6. Educating through mentoring: often general training fails to transfer that essential and appropriate knowledge back into the organization as it lacks expertise in a given area. This lack of embedding through the application of immediate practice can lead to a absence of personal identification and lose of time. There is a real value in looking for external mentoring for correlation to we look what training should provide by working to achieve specific outcomes on the job, therefore firmly fixing the theory with the practical.

7. Solution Advocacy: the key to successfully external advice is not just in the recommendations and guidelines but the critical part is the issue of transferability into the real world and working through the implications this brings. Encouraging external involvement at this stage, not to do your own teams jobs but to champion and advocate, does greatly aid and increase the value and satisfaction from the engagement, from all perspectives.

It provides the increasing ‘knowledge return’ on any investment in your innovation activity by deploying external resources to ‘critical moments’ or activities that need supporting at those vital times, to give it additional momentum.

8. Implementation & Application: supporting the innovation solutions is often the toughest part that needs that extra energy and understanding. Execution is often extremely hard to undertake and often lightly regarded as a normal part of everyday occurrence. This is far from the case. It needs dedicated resources and increased specialisation.  It is often forgotten that it is only at this stage you begin to have a return on your investment, entering the market place and nothing is realised from all those internal efforts until this part is executed. Execution is critical to strategy so as to make it successful and realizable.

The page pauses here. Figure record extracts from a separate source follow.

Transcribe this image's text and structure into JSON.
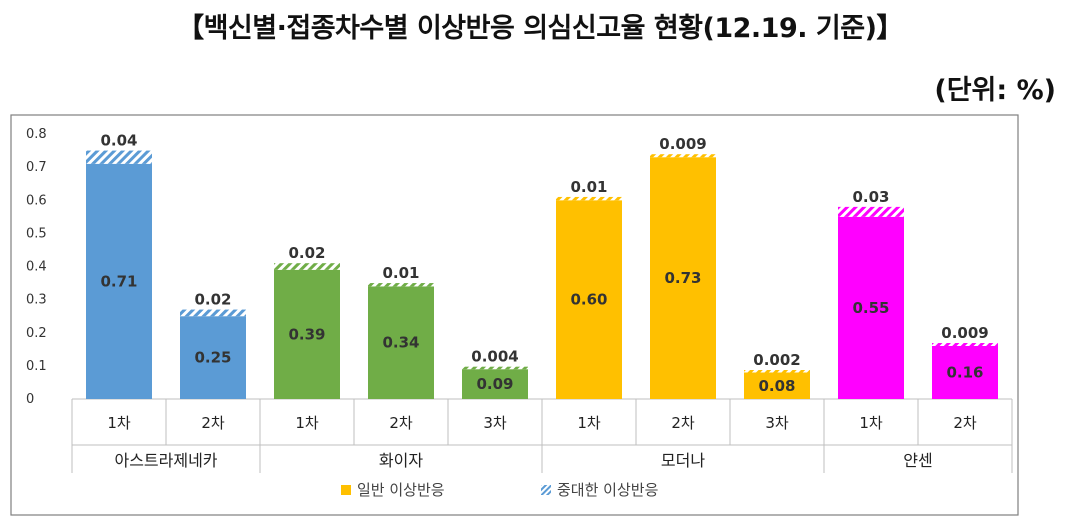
{
  "header": {
    "title": "【백신별·접종차수별 이상반응 의심신고율 현황(12.19. 기준)】",
    "unit": "(단위: %)"
  },
  "chart_data": {
    "type": "bar",
    "stacked": true,
    "ylim": [
      0,
      0.8
    ],
    "yticks": [
      "0",
      "0.1",
      "0.2",
      "0.3",
      "0.4",
      "0.5",
      "0.6",
      "0.7",
      "0.8"
    ],
    "categories": [
      "1차",
      "2차",
      "1차",
      "2차",
      "3차",
      "1차",
      "2차",
      "3차",
      "1차",
      "2차"
    ],
    "groups": [
      {
        "label": "아스트라제네카",
        "count": 2,
        "color": "#5b9bd5"
      },
      {
        "label": "화이자",
        "count": 3,
        "color": "#70ad47"
      },
      {
        "label": "모더나",
        "count": 3,
        "color": "#ffc000"
      },
      {
        "label": "얀센",
        "count": 2,
        "color": "#ff00ff"
      }
    ],
    "series": [
      {
        "name": "일반 이상반응",
        "values": [
          0.71,
          0.25,
          0.39,
          0.34,
          0.09,
          0.6,
          0.73,
          0.08,
          0.55,
          0.16
        ],
        "labels": [
          "0.71",
          "0.25",
          "0.39",
          "0.34",
          "0.09",
          "0.60",
          "0.73",
          "0.08",
          "0.55",
          "0.16"
        ]
      },
      {
        "name": "중대한 이상반응",
        "values": [
          0.04,
          0.02,
          0.02,
          0.01,
          0.004,
          0.01,
          0.009,
          0.002,
          0.03,
          0.009
        ],
        "labels": [
          "0.04",
          "0.02",
          "0.02",
          "0.01",
          "0.004",
          "0.01",
          "0.009",
          "0.002",
          "0.03",
          "0.009"
        ]
      }
    ],
    "legend_position": "bottom",
    "grid": false
  }
}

Applying additional resource and expertise can offer real value. Executing the go-to-market strategy well can add considerable gravitas to your value and to your organizations perceived value.  Previous ‘invested time’ in peer-to-peer engagements cannot be more actively demonstrated at this point. Applying knowledge gained in having the external provider assisting and making interventions at those most opportune execution moments can be highly supportive by raising critical issues, that it is sometimes hard for internal parties to make, without some personal concerns on the implications for often themselves.

A cautionary warning: you are paying to listen and learn- do!

In all of these interventions I’d only ask that you resist ‘shooting the external messenger’ until you have heard the important message he or she is delivering, it might really make the difference between innovation success and failure.

It would be a real pity if you lose a wonderful ongoing external resource that’s value is seeking out and extending their innovation knowledge so you can benefit.

They can be positioned as an  advocating source to the many ‘alternatives’ that are certainly available, that you,due to your role just have limited time to explore. I’d recommend you leverage this resource, nudge, nudge.

This specialised innovation knowledge provider can suppliment and nourish your innovation appetite to build on what you already know.

It augments what you often don’t have time to evaluate yourself.